Mesmo usando a expressão “incontornáveis” para se referir às propostas, não é líquido que, sem todas elas aprovadas, o Chega vote contra o Orçamento. Recorde-se que, no dia a seguir às eleições, Ventura exigia fazer parte da solução de Governo para viabilizar Orçamentos do Estado. Nessa altura, Ventura explicava que queria um acordo com a AD de “convergência de decisões quanto à composição do Governo, ao que será o Governo, às medidas principais e aos objetivos que queremos alcançar”. Essa reivindicação já caiu pelo caminho.
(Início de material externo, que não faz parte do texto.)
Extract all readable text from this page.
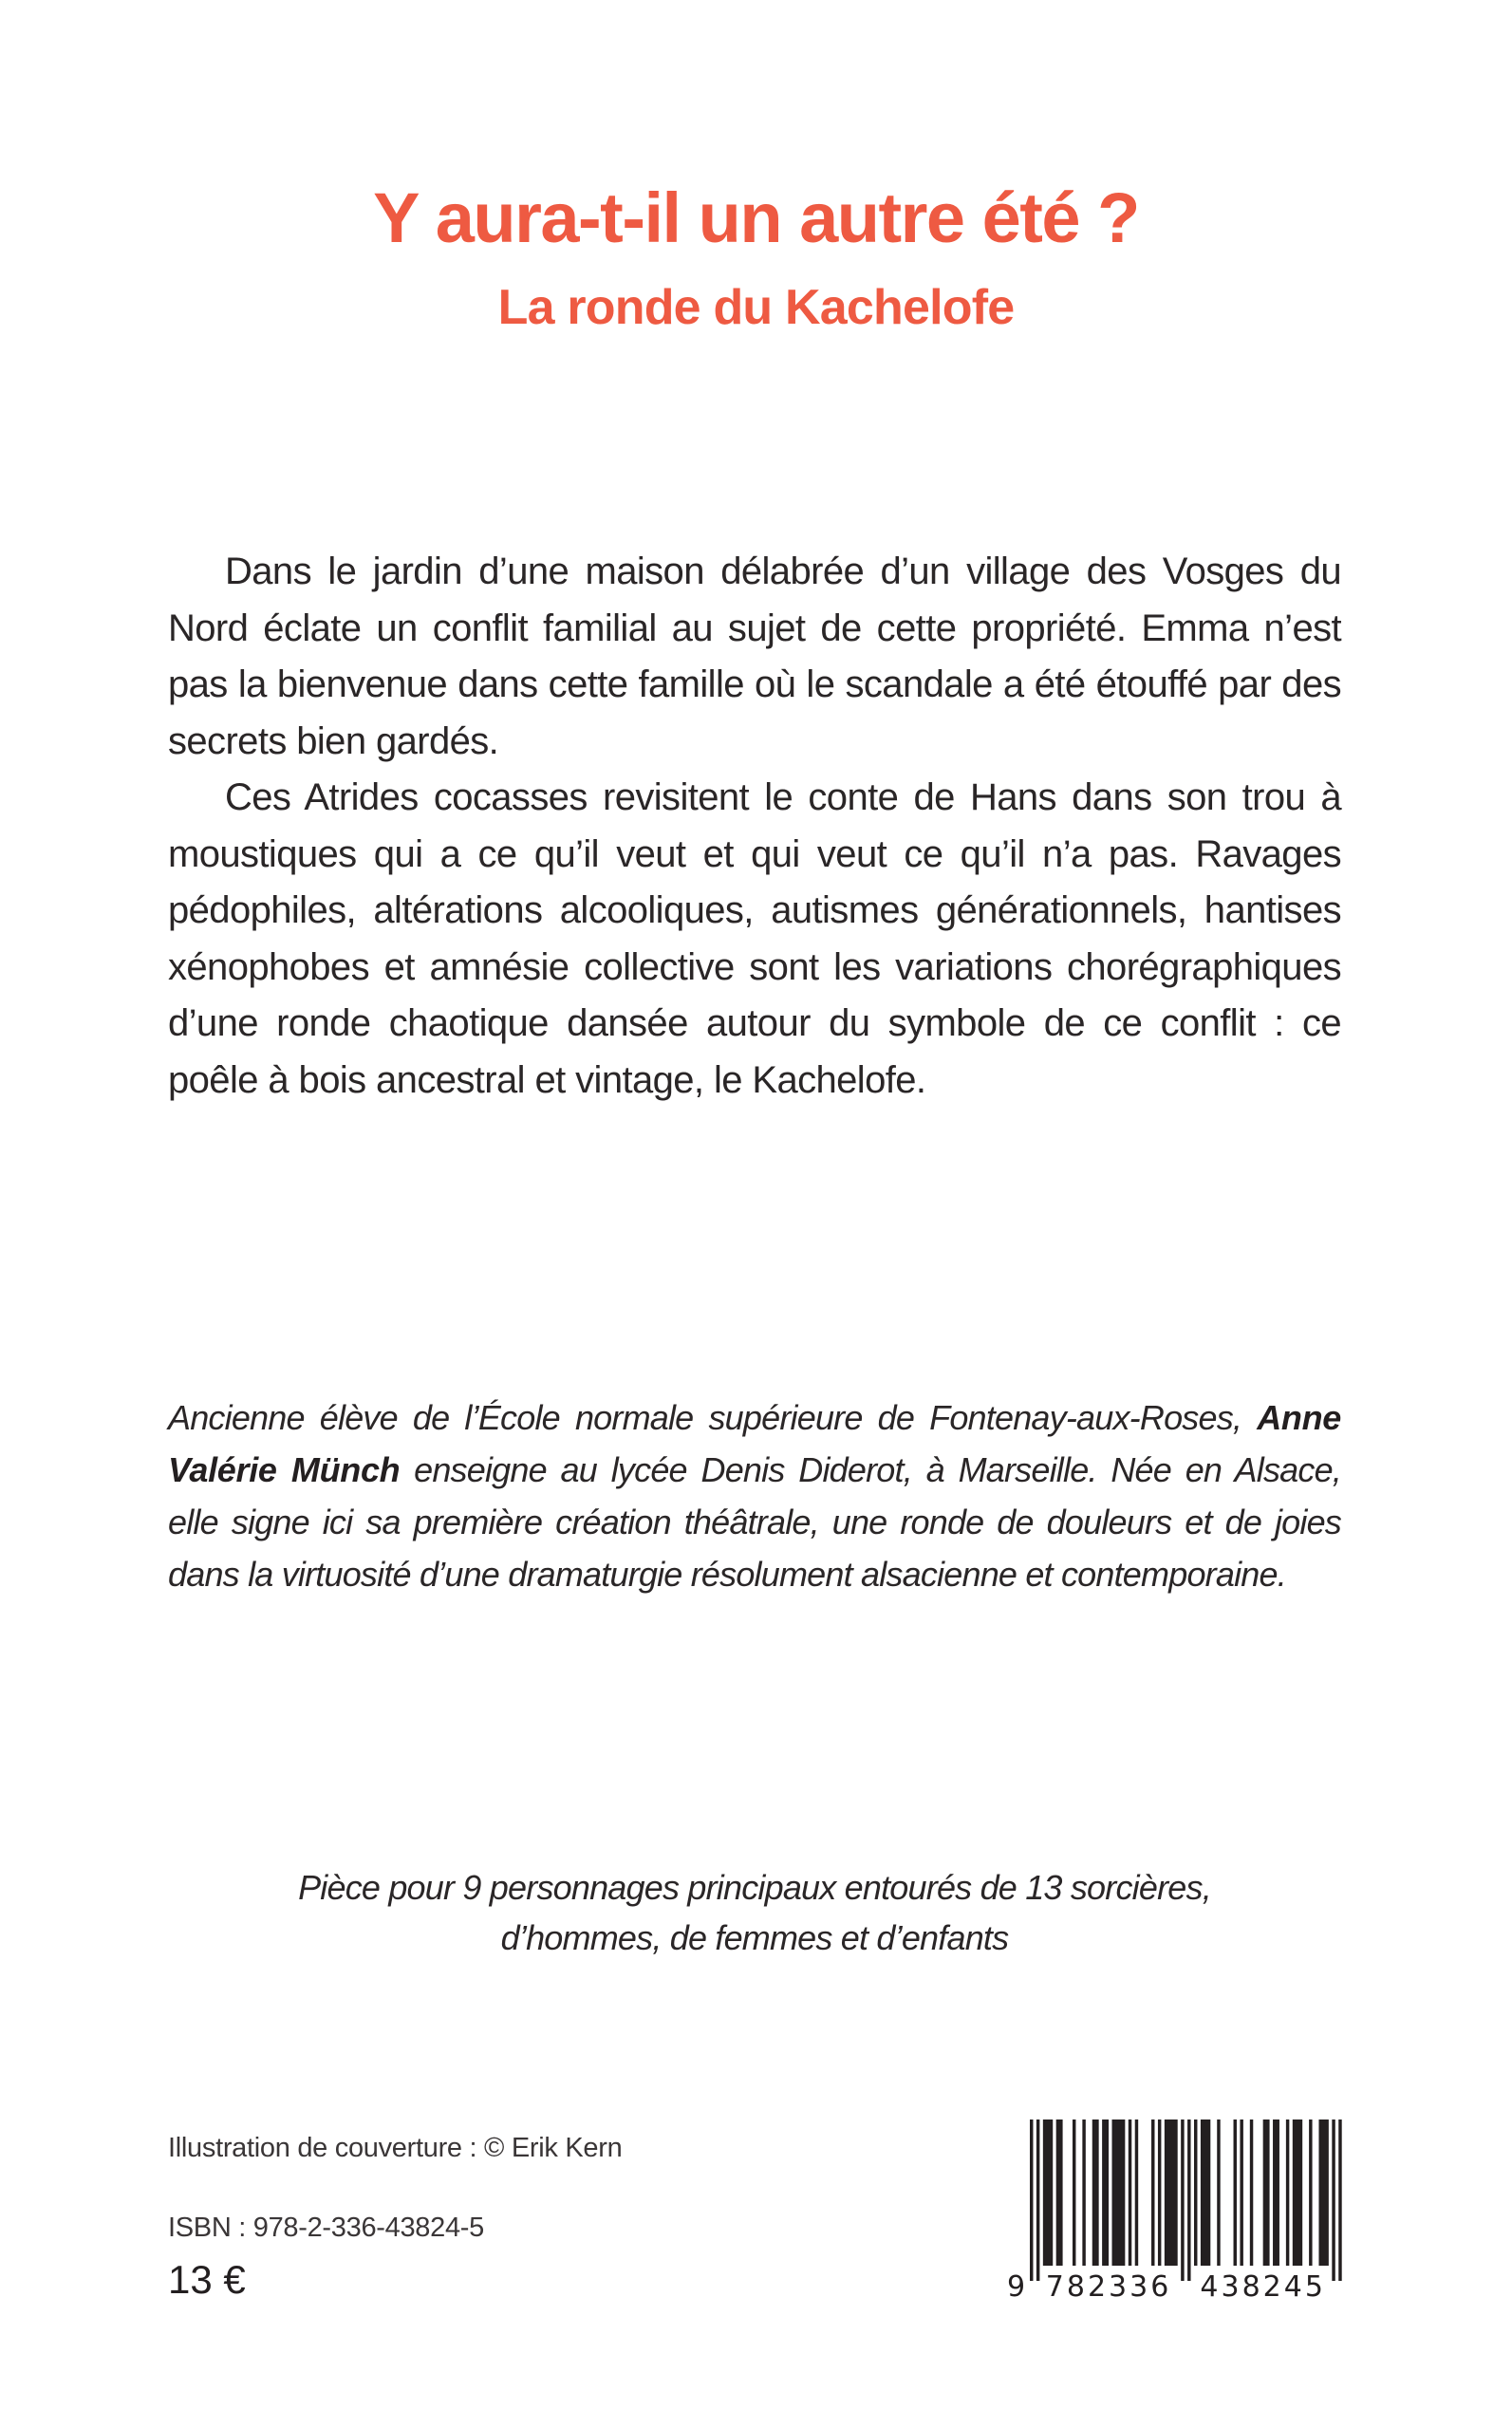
Y aura-t-il un autre été ?
La ronde du Kachelofe

Dans le jardin d’une maison délabrée d’un village des Vosges du Nord éclate un conflit familial au sujet de cette propriété. Emma n’est pas la bienvenue dans cette famille où le scandale a été étouffé par des secrets bien gardés.

Ces Atrides cocasses revisitent le conte de Hans dans son trou à moustiques qui a ce qu’il veut et qui veut ce qu’il n’a pas. Ravages pédophiles, altérations alcooliques, autismes générationnels, hantises xénophobes et amnésie collective sont les variations chorégraphiques d’une ronde chaotique dansée autour du symbole de ce conflit : ce poêle à bois ancestral et vintage, le Kachelofe.

Ancienne élève de l’École normale supérieure de Fontenay-aux-Roses, Anne Valérie Münch enseigne au lycée Denis Diderot, à Marseille. Née en Alsace, elle signe ici sa première création théâtrale, une ronde de douleurs et de joies dans la virtuosité d’une dramaturgie résolument alsacienne et contemporaine.

Pièce pour 9 personnages principaux entourés de 13 sorcières,
d’hommes, de femmes et d’enfants

Illustration de couverture : © Erik Kern

ISBN : 978-2-336-43824-5

13 €	9 782336 438245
Discriminação negativa de imigrantes proposta por Passos foi chumbada pelo TC em 2015
Dentro deste espírito de retirada de direitos aos imigrantes, André Ventura tem uma proposta semelhante a outra que já foi chumbada pelo Tribunal Constitucional (TC).
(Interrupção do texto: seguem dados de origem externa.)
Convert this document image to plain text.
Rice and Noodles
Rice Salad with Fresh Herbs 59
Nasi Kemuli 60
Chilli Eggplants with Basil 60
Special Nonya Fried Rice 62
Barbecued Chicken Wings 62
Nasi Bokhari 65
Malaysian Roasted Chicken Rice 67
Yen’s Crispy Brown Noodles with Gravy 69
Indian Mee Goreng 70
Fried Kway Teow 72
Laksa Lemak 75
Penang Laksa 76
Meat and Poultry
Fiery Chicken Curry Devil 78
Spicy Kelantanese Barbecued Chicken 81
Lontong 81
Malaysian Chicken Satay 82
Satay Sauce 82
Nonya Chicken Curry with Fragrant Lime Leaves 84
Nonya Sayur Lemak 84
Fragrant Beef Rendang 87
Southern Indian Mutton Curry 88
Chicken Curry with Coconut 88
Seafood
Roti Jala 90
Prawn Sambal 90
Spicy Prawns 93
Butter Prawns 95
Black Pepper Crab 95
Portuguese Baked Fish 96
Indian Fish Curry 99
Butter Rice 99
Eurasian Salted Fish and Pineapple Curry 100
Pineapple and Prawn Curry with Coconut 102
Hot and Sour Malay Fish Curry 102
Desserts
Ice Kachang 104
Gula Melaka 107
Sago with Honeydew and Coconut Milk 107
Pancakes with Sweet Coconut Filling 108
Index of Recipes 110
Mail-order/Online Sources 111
Ventura quer que os imigrantes só tenham direito a prestações sociais após cinco anos a descontar para a Segurança Social portuguesa. Ou seja, um imigrante ficaria obrigado ter cinco anos de descontos para conseguir ter licença de parentalidade, baixa por doença ou subsídio de desemprego. Muito mais do que é exigido aos cidadãos nacionais para ter acesso às mesmas prestações sociais.
Ora, já existe jurisprudência no TC, segundo a qual “à luz do princípio geral da igualdade perante a lei, ninguém pode ser prejudicado ou privado de qualquer direito, nomeadamente em razão do território de origem”.
Em 2015, o Tribunal Constitucional travou uma alteração à Lei de Bases da Segurança Social feita pelo Governo de Pedro Passos Coelho, que determinava que os imigrantes tinham de estar legais durante três anos antes de poderem aceder ao rendimento social de inserção.
O que é que Ventura quer perguntar aos portugueses?
Segundo André Ventura, o referendo devia ter duas perguntas. Uma sobre se os eleitores querem controlar a entrada de imigrantes anualmente e outra para perceber a adesão dos votantes à restrição da entrada de imigrantes por quotas.
Ventura fez saber que vai dar nota dessas exigências em matéria de política de imigração durante as reuniões de negociação do Orçamento do Estado que o Governo prometeu para setembro.
O silêncio do PSD e o que diz o Governo sobre as quotas
Para já, Governo e PSD não comentam as pretensões do Chega em relação ao referendo. Mas o ministro da Presidência, António Leitão Amaro, já tinha feito saber que o Executivo não tem em vista a criação de um regime de quotas para a imigração, embora admita que a atribuição de vistos possa ser condicionada pelas necessidades de mão de obra, não sendo muito claro como funcionaria esse método.
“Nunca defendemos a introdução de quotas, mas o estabelecimento de objetivos quantitativos, não na ótica de portas fechadas, mas na atração proativa de talento. Falamos no plano em lista de necessidades laborais, que é uma linguagem que não pode ser manipulada para querer parecer outra coisa”, dizia Leitão Amaro em entrevista ao Expresso em junho.
A última palavra é de Marcelo
Mas mesmo que o Governo aceite viabilizar no Parlamento a iniciativa do Chega, só haverá referendo com o aval do Presidente da República.
Segundo o artigo 36.º da Lei Orgânica do Regime de Referendo, “se o Presidente da República tomar a decisão de não convocar o referendo, comunica-a à Assembleia da República, em mensagem fundamentada, ou ao Governo, por escrito de que conste o sentido da recusa” e “a proposta de referendo da Assembleia da República recusada pelo Presidente da República não pode ser renovada na mesma sessão legislativa”.